Part IV contains the majority of the book's poems and is given the subheading of "Life Studies." These poems are the ones that critics refer to as "confessional." These "confessional" poems are the ones that document Lowell's struggle with mental illness and include pieces like "Skunk Hour", "Home After Three Months Away" and "Waking in the Blue." However, the majority of the poems in this section revolve around Lowell's family with a particular emphasis on the troubled marriage of his parents (as Lowell established in Part II). Lowell's maternal grandfather, Arthur Winslow, also receives significant attention in poems like "Dunbarton" and "Grandparents."
M. L. Rosenthal wrote a review of Life Studies, entitled "Poetry as Confession" which first applied the term "confessional" to Lowell's approach in Life Studies, and led to the name of the school of Confessional poetry. For this reason, Life Studies is viewed as one of the first confessional books of poetry, although some poets and poetry critics such as Adam Kirsch[6] and Frank Bidart[7] question the accuracy of the confessional label. However, no one questions the book's lasting influence. The prominent poet Stanley Kunitz noted this tremendous influence when he wrote, in a 1985 essay, "Life Studies. . .[was] perhaps the most influential book of modern verse since T. S. Eliot's The Waste Land." [8]
In a 1962 interview with Peter Orr, Sylvia Plath specifically cited Lowell's Life Studies as having had a profound influence over the poetry she was writing at that time (and which her husband would publish posthumously as Ariel a few years later), stating, "I've been very excited by what I feel is the new breakthrough that came with, say, Robert Lowell's Life Studies, this intense breakthrough into very serious, very personal, emotional experience which I feel has been partly taboo.
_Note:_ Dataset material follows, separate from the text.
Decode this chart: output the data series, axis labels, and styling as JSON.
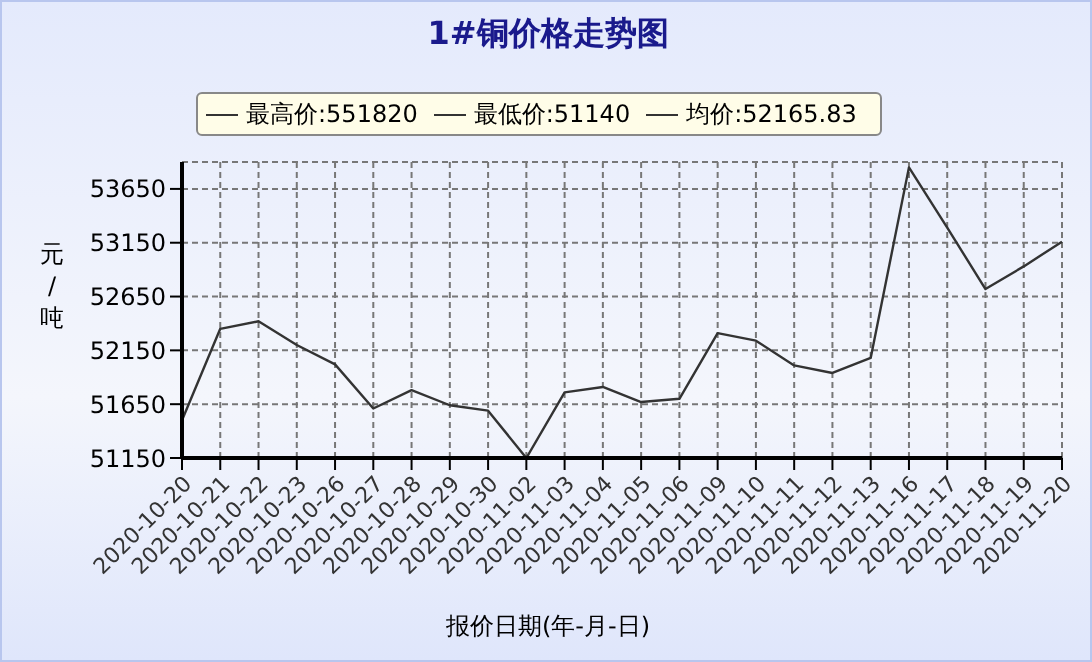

Robert Lowell's poems about his experience in a mental hospital, for example, interested me very much."[9]
The website for the Academy for American Poets states that, "Lowell's work in Life Studies had an especially profound impact that is discernible not only in the poetry of his direct contemporaries, such as Sylvia Plath and Anne Sexton, but also in the treatment of biographical detail by countless poets who followed."[10] John Thompson in The Kenyon Review supports this contention stating that, "For these poems, the question of propriety no longer exists. They have made a conquest: what they have won is a major expansion of the territory of poetry."[11]